Hershey’s gripe is that students are the only ones affected by the move, as the school won’t restrict anyone else attending the games.

“No new restrictions exist on who can attend games — with proof of vaccination or a negative test, anyone is permitted inside the gym,” Hershey wrote. “Instead of students sitting in sections G through K, paying customers will grace the wooden bleachers where students have slapped the floor of Memorial Gymnasium for decades.”


Tickets in the student section for the Vanderbilt versus Kentucky game on January 11 are now going for $200, and the university has since “restricted student section tickets to season ticket holders for $20 per ticket while saying they were unavailable for resale. Nonetheless, they are still being resold on secondary platforms despite Vanderbilt’s urge against it.”

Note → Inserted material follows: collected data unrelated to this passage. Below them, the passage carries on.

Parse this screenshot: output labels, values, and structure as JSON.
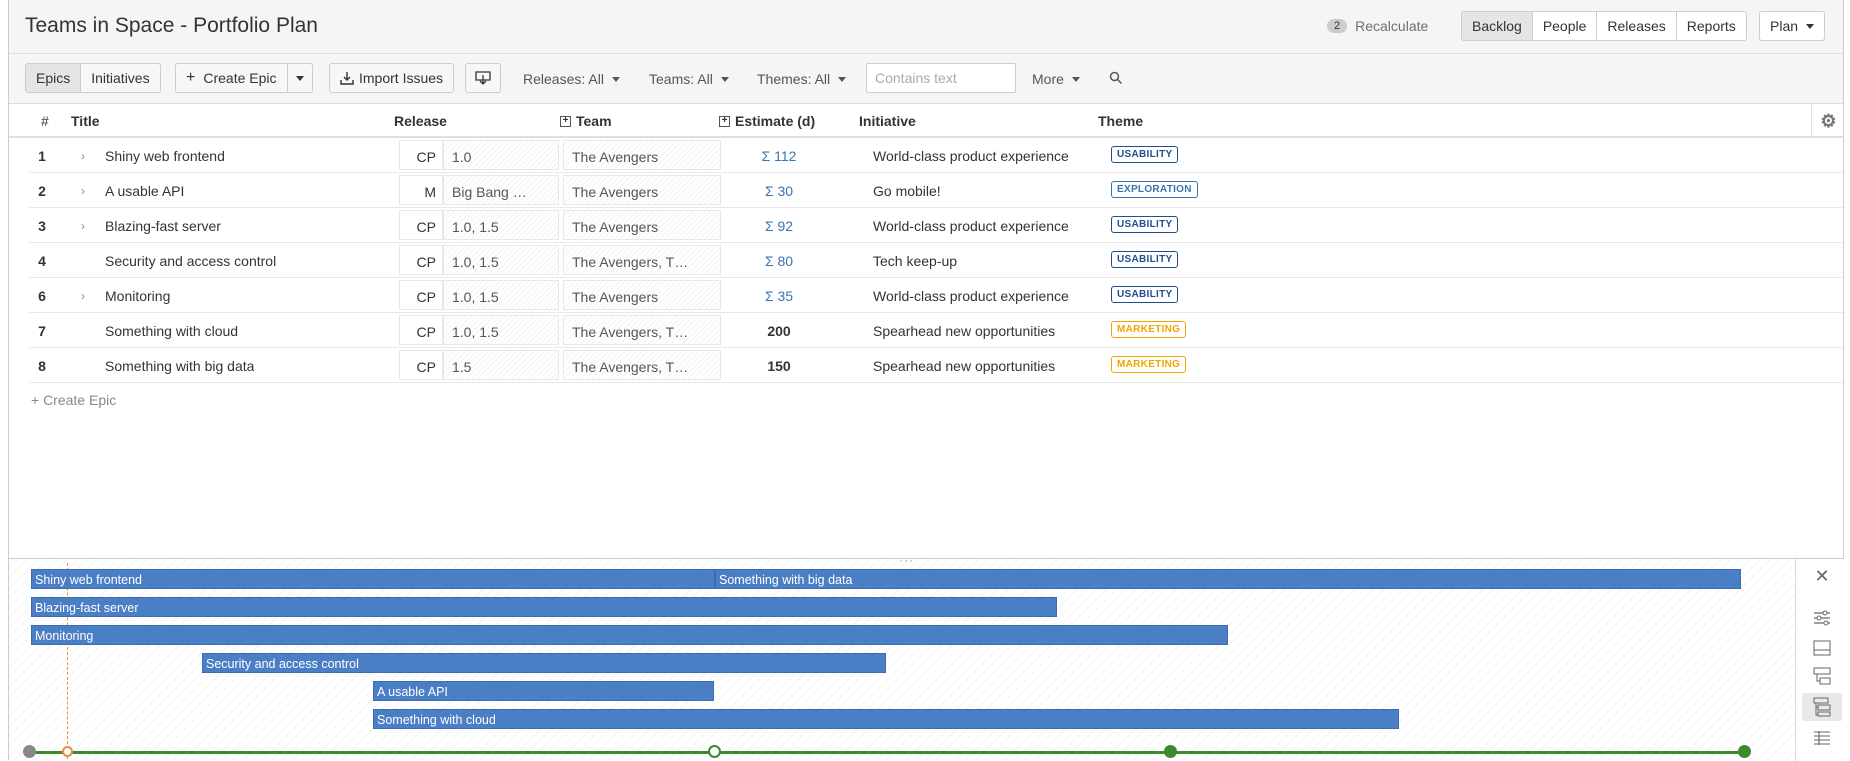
{
  "header": {
    "title": "Teams in Space - Portfolio Plan",
    "recalc_count": "2",
    "recalc_label": "Recalculate",
    "views": [
      "Backlog",
      "People",
      "Releases",
      "Reports"
    ],
    "active_view": "Backlog",
    "plan_label": "Plan"
  },
  "toolbar": {
    "epics_label": "Epics",
    "initiatives_label": "Initiatives",
    "create_epic_label": "Create Epic",
    "import_label": "Import Issues",
    "releases_filter": "Releases: All",
    "teams_filter": "Teams: All",
    "themes_filter": "Themes: All",
    "search_placeholder": "Contains text",
    "more_label": "More"
  },
  "table": {
    "columns": {
      "num": "#",
      "title": "Title",
      "release": "Release",
      "team": "Team",
      "estimate": "Estimate (d)",
      "initiative": "Initiative",
      "theme": "Theme"
    },
    "rows": [
      {
        "num": "1",
        "expandable": true,
        "title": "Shiny web frontend",
        "rel_code": "CP",
        "release": "1.0",
        "team": "The Avengers",
        "estimate": "Σ 112",
        "est_sum": true,
        "initiative": "World-class product experience",
        "theme": "USABILITY"
      },
      {
        "num": "2",
        "expandable": true,
        "title": "A usable API",
        "rel_code": "M",
        "release": "Big Bang …",
        "team": "The Avengers",
        "estimate": "Σ 30",
        "est_sum": true,
        "initiative": "Go mobile!",
        "theme": "EXPLORATION"
      },
      {
        "num": "3",
        "expandable": true,
        "title": "Blazing-fast server",
        "rel_code": "CP",
        "release": "1.0, 1.5",
        "team": "The Avengers",
        "estimate": "Σ 92",
        "est_sum": true,
        "initiative": "World-class product experience",
        "theme": "USABILITY"
      },
      {
        "num": "4",
        "expandable": false,
        "title": "Security and access control",
        "rel_code": "CP",
        "release": "1.0, 1.5",
        "team": "The Avengers, T…",
        "estimate": "Σ 80",
        "est_sum": true,
        "initiative": "Tech keep-up",
        "theme": "USABILITY"
      },
      {
        "num": "6",
        "expandable": true,
        "title": "Monitoring",
        "rel_code": "CP",
        "release": "1.0, 1.5",
        "team": "The Avengers",
        "estimate": "Σ 35",
        "est_sum": true,
        "initiative": "World-class product experience",
        "theme": "USABILITY"
      },
      {
        "num": "7",
        "expandable": false,
        "title": "Something with cloud",
        "rel_code": "CP",
        "release": "1.0, 1.5",
        "team": "The Avengers, T…",
        "estimate": "200",
        "est_sum": false,
        "initiative": "Spearhead new opportunities",
        "theme": "MARKETING"
      },
      {
        "num": "8",
        "expandable": false,
        "title": "Something with big data",
        "rel_code": "CP",
        "release": "1.5",
        "team": "The Avengers, T…",
        "estimate": "150",
        "est_sum": false,
        "initiative": "Spearhead new opportunities",
        "theme": "MARKETING"
      }
    ],
    "create_epic_link": "+ Create Epic"
  },
  "theme_colors": {
    "USABILITY": "#1f4e8c",
    "EXPLORATION": "#3b73af",
    "MARKETING": "#f0a500"
  },
  "timeline": {
    "bars": [
      {
        "label": "Shiny web frontend"
      },
      {
        "label": "Something with big data"
      },
      {
        "label": "Blazing-fast server"
      },
      {
        "label": "Monitoring"
      },
      {
        "label": "Security and access control"
      },
      {
        "label": "A usable API"
      },
      {
        "label": "Something with cloud"
      }
    ],
    "bar_color": "#4a7ec5",
    "release_track_color": "#3d8a2e",
    "today_color": "#f08a3c"
  }
}
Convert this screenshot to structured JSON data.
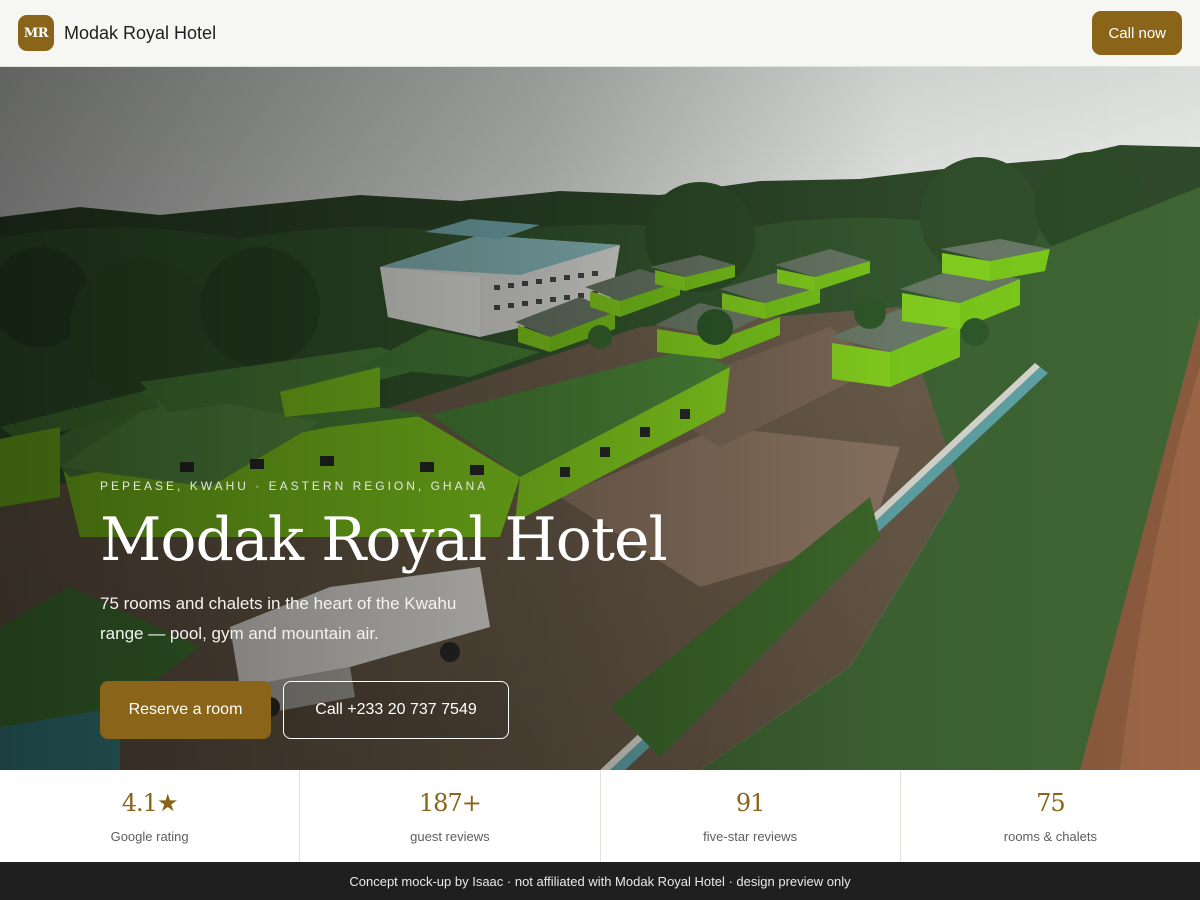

Hershey notes that Vanderbilt has done an admirable job of keeping students, staff and teachers healthy throughout the pandemic, with positive case rates never rising above 0.6 percent last semester among the 96 percent of vaccinated Vanderbilt community members.

“If restricting student attendance in Memorial Gym was truly a community health decision, then I wonder why Vanderbilt still allows all members of society to attend our basketball games,” Hershey writes. “How is the university choosing who is safe to attend a game?" 

Women’s basketball head coach Shea Ralph seemed more understanding of the move.

"Everybody is trying to do the best to keep each other safe and healthy and I know that Vanderbilt has done an incredible job over the past year and a half so their decisions will always be respected and backed by me," women's basketball coach Shea Ralph said after Vanderbilt beat Arkansas in its SEC opener Thursday, according to the Tennessean. "It's obviously disappointing to not have them in the stands but I think it's definitely the right thing to do to stay safe and healthy and get out of this rush of COVID that we have right now. And for us, again, something we can't control."